China tenta intermediar guerra no Irã e pede “desescalada”

Últimas atualizações em 04/03/2026 – 19:42 Por Gazeta do Povo | Feed


O regime comunista da China enviou ao Oriente Médio um de seus representantes especiais na tentativa de se apresentar como um mediador na escalada do conflito entre Estados Unidos, Israel e o Irã.
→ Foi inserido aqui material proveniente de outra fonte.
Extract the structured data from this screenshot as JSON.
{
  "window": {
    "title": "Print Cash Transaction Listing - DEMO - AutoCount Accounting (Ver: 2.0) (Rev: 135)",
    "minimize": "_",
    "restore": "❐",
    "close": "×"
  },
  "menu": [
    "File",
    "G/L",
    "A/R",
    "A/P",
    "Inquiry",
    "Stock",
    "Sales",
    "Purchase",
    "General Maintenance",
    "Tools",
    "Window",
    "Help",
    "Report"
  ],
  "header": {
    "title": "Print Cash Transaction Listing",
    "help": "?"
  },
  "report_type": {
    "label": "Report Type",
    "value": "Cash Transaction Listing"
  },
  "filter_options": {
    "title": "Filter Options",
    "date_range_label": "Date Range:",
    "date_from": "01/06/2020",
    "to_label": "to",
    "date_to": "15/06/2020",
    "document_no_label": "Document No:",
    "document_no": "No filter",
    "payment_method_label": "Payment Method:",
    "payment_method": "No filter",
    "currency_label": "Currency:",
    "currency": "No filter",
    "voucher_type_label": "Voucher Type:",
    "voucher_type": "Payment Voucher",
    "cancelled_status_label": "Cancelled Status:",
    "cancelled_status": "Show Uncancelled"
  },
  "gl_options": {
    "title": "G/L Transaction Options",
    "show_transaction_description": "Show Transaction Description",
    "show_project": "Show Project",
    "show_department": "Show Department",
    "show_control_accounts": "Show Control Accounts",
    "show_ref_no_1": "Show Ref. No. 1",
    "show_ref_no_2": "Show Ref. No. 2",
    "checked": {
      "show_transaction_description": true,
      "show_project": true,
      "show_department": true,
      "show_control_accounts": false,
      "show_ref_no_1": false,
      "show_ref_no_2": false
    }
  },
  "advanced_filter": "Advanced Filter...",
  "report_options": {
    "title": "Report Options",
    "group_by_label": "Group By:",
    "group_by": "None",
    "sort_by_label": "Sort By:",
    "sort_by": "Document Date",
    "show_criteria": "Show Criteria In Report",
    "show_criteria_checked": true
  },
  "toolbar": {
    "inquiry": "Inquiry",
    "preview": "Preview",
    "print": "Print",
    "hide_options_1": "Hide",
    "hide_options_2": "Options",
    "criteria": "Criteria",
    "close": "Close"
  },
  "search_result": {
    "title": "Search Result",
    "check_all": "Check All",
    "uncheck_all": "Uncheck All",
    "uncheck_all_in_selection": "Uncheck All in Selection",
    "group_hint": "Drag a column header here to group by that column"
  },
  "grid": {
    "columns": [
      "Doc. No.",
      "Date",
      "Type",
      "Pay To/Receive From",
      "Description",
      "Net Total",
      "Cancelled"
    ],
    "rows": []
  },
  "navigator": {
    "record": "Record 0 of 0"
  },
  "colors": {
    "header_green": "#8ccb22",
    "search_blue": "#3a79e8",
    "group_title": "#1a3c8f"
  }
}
O anúncio foi feito nesta quarta-feira (4) pelo ministro das Relações Exteriores chinês, Wang Yi, durante uma conversa telefônica com o chanceler do reino da Arábia Saudita, Faisal bin Farhan.

Segundo um comunicado divulgado pela chancelaria chinesa, Wang afirmou que Pequim não deseja ver a expansão da guerra na região e defendeu a retomada de negociações entre as partes envolvidas.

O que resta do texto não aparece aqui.